When you or I can’t pay our bills, our telephone service gets cut off or “they” repossess the car, truck, fishing boat, or whatever. When a country can’t pay its bills, the consequences get even more dire. As Henry C. Adams noted as recently as 1898, or 21 BK (Before Keynes, who thought being permanently in debt was a Good Thing),
The tendency of foreign borrowing is in the same direction as that of domestic borrowing. As the latter obstructs the efficiency of constitutional methods, so the former tends to destroy the full autonomy of weak states. The granting of foreign credit is a first step toward the establishment of an aggressive foreign policy, and, under certain conditions, leads inevitably to conquest and occupation. . . . The facts disclosed permit one to understand how deficit financiering, carried so far as to result in an interchange of capital and credit between peoples of varying grades of political advancement, must endanger the autonomy of weaker states unable to meet their debt-payments. Provided only that the interests involved are of sufficient importance to make diplomatic interference worth the while, the claims allowed by international law will certainly be urged against the delinquent states, and the citizens of such states may regard themselves fortunate if they succeed in maintaining their political integrity. (Henry C. Adams, Public Debts, An Essay in the Science of Finance. New York: D. Appleton and Company, 1898, 25, 28-29.)
And that’s in peacetime, which can lead to one country to take over another in a “hostile takeover” or even a war if the stakes are high enough. It’s even worse when a country at war can’t pay its bills . . . and worst of all when some politician thinks he (or she) is being clever or “smart” and won’t pay the bills or cheats people out of their due. That happened in 241 BC when the Carthaginian Senate thought they would get cute and save a bit of money by not paying their mercenary army who had saved their collective behinds from the upstart Roman Republic that was starting to cut into profits.
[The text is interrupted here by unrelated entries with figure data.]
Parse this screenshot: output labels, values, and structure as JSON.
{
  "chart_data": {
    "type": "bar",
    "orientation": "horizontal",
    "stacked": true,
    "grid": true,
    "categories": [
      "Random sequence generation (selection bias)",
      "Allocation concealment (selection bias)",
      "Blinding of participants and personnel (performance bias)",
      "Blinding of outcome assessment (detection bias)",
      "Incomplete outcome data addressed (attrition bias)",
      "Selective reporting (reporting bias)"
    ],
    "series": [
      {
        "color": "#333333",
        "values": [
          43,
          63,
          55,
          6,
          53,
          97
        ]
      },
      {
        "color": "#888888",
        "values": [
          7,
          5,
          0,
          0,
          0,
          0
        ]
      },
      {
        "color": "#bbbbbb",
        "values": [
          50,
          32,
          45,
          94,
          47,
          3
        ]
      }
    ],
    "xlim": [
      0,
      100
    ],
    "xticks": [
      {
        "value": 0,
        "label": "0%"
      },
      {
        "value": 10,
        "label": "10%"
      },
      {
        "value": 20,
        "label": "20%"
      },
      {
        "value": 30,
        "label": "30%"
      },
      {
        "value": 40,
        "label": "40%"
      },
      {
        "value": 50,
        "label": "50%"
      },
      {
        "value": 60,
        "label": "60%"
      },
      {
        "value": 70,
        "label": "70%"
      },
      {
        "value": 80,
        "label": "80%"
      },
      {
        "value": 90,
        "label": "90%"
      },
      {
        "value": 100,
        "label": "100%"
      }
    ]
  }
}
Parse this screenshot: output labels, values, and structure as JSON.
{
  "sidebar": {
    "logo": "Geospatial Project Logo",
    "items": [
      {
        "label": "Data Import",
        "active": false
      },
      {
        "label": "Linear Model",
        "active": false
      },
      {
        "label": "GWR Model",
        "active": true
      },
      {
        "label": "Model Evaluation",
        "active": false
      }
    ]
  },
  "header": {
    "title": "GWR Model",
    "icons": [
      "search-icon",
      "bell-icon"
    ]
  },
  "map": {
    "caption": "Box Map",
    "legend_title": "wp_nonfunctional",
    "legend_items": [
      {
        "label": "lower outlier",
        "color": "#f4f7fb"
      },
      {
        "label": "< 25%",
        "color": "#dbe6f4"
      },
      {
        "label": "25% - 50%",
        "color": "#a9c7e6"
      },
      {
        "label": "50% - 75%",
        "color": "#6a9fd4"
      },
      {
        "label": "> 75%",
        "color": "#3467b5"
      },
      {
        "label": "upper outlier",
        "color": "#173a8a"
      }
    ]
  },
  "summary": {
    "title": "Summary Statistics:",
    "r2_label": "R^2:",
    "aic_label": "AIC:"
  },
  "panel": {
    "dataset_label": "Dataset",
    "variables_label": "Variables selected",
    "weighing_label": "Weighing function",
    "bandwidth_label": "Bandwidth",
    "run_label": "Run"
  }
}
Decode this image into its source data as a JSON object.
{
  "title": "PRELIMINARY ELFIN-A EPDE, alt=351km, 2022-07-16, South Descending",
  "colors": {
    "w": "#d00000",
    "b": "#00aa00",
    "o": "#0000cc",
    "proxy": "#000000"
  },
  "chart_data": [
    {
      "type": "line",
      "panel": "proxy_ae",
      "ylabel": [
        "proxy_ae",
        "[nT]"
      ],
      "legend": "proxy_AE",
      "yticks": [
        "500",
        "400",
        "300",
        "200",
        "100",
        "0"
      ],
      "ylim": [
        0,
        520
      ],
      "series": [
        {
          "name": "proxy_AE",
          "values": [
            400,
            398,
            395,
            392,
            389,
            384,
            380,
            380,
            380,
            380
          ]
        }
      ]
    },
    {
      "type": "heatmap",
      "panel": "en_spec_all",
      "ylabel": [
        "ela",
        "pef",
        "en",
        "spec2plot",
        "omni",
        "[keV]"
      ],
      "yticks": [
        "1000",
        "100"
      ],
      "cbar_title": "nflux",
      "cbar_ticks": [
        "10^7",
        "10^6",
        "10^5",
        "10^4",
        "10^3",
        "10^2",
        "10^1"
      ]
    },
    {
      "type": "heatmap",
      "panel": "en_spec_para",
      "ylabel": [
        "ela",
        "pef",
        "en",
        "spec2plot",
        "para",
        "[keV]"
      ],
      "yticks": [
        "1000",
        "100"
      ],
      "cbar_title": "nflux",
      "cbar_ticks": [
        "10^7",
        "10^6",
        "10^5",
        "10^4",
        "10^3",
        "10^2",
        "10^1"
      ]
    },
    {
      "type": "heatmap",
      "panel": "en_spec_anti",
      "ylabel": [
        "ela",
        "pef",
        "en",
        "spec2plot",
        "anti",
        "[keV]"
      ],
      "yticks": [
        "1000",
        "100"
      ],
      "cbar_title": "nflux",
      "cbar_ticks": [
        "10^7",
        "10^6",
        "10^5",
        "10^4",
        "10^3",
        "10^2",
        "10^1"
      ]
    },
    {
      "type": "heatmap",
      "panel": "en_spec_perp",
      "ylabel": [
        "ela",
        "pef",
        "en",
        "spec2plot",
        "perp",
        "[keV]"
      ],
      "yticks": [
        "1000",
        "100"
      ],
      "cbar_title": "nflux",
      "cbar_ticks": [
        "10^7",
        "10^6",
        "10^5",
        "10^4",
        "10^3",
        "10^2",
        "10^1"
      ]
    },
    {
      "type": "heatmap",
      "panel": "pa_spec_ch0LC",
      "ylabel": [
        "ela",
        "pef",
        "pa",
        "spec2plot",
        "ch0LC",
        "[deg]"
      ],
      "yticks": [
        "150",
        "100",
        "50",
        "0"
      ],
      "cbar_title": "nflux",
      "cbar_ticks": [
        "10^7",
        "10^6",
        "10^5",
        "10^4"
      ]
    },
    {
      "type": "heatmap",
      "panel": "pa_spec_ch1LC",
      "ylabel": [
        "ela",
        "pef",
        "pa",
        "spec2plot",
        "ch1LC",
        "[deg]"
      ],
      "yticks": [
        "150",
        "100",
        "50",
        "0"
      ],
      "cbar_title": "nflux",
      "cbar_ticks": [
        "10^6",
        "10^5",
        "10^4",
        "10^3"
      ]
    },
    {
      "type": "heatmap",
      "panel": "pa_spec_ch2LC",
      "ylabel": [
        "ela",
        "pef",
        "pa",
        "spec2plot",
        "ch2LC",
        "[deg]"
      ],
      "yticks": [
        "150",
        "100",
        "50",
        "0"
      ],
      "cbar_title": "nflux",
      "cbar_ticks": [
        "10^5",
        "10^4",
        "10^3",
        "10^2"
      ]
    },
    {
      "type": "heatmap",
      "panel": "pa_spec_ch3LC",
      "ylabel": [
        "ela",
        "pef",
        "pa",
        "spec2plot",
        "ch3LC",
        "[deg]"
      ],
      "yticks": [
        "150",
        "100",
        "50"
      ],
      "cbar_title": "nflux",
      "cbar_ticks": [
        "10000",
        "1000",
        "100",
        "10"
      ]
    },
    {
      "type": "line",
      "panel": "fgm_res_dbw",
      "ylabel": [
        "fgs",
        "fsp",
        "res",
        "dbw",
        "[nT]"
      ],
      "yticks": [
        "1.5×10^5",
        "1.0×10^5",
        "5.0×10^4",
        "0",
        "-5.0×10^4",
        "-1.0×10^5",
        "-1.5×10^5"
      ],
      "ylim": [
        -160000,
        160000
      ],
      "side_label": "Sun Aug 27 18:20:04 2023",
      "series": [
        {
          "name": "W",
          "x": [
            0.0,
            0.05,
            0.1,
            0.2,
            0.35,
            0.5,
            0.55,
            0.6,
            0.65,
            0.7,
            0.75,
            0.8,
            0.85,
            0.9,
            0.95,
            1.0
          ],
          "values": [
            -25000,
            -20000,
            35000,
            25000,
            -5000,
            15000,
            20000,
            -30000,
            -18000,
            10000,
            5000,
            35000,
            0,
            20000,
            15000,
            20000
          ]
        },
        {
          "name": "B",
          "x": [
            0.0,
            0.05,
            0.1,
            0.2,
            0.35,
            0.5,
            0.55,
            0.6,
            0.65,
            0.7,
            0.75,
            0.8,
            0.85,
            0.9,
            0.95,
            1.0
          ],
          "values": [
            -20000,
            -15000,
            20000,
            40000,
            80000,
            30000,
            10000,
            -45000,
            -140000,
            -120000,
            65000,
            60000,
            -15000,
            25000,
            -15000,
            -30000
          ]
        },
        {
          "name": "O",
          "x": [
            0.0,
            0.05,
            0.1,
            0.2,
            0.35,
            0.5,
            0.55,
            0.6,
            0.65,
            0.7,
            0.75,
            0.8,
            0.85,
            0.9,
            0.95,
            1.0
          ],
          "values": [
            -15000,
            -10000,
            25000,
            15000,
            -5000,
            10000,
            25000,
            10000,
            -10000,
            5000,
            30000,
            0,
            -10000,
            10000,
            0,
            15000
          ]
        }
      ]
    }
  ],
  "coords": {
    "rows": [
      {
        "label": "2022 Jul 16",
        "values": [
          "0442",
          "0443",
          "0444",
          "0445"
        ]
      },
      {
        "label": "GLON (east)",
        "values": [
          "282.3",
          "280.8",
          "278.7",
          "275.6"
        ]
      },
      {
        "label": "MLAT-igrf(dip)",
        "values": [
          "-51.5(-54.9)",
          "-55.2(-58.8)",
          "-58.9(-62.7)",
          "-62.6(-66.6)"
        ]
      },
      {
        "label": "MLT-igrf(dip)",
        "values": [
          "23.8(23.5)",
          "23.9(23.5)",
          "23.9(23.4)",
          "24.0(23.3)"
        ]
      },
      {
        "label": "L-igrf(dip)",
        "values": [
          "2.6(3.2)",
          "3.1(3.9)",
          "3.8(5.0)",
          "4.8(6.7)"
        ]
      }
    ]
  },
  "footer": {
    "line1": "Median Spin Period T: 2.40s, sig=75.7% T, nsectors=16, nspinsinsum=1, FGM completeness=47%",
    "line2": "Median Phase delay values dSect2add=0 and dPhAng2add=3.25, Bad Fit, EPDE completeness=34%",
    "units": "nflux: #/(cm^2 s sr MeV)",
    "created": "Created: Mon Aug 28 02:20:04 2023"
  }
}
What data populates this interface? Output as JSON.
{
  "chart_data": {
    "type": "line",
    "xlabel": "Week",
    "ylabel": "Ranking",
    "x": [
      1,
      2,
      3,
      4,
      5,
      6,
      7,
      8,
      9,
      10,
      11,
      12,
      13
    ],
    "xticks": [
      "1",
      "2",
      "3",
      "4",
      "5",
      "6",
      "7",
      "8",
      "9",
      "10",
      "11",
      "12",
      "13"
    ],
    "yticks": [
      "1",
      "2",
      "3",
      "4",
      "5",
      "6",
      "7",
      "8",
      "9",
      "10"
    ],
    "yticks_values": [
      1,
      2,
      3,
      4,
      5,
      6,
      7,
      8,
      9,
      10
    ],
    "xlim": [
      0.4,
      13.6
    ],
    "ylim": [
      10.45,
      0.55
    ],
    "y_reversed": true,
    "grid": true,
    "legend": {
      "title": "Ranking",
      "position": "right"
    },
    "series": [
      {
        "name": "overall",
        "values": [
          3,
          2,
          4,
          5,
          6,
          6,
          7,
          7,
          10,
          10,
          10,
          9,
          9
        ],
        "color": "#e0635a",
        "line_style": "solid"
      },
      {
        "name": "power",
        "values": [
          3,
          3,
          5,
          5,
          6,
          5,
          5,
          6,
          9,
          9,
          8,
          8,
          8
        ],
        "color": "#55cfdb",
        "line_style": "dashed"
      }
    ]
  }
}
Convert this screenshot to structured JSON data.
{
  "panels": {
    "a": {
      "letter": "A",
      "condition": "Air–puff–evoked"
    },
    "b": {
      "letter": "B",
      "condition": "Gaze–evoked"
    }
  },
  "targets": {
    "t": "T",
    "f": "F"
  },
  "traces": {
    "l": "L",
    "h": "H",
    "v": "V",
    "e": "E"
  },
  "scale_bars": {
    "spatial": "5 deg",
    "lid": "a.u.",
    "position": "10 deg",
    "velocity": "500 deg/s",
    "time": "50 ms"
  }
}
The Carthaginians were primarily merchants, not soldiers. Carthage was a Phoenician colony — the Philistines of the Bible. The city may have been established as a refuge by a group of Punici (as the Romans called them) when they were run out of the near East. Some scholars think this was due to their enthusiasm for sacrificing their children to Moloch (to gain favor and increase profits) after human sacrifice began falling into disfavor in their homeland. This was probably due to the Jews, those intruders who insisted on forcing their morality on others and (gasp) worshiped only one God.
Salammbô |
Anyway, the Carthaginian Senate outsmarted themselves by not paying their hired guns . . . er, swords, resulting in the Mercenary Revolt that took place from 241 to 237 BC. The Revolt ended with the mercenaries (who fought better than the Carthaginians for some reason) only being defeated after a long and bloody fight and cost a lot more than paying the mercenaries their due in the first place would have. Readers of now-obscure historical novels and films will be familiar with the story from Salammbô (1862), a bestseller by Gustave Flaubert, who used Book I of Polybius’s Roman History as his primary source.
So, what has this got to do with Vladimir Putin, the Dictator of the Russian Federation? Recruitment of “native” Russians has dropped precipitously considering the plummeting life expectancy of front-line soldiers engaged in attempting to advance Putin’s conquest of Ukraine for power ’n profit. Convicts haven’t been able to fill the ranks, and Russia has been luring thousands of desperate foreigners into the army as mercenaries.
There is another problem. Recruiting mercenaries is one thing. Treating them like dirt or disposable cannon fodder is quite another. It’s not merely disgraceful, it’s extremely dangerous, as the Mercenary Revolt and Russia’s own experience with the Wagner Group have shown. Do you really want to put weapons in people’s hands, trust them with defending you with their lives . . . and then cheat them? That might not be too bright.
For Putin and those like him, however, it’s a clever way to save money and get rid of undesirables, such as ethnic minorities in Russia, criminals, and dumb foreigners who soon learn that poking “the West” in the eye isn’t as much fun as the recruiters and kidnappers might have made out. It might take a little time, but if and when Russia’s cannon fodder soldiers wake up, Putin’s days — if not his hours, possibly minutes — are numbered.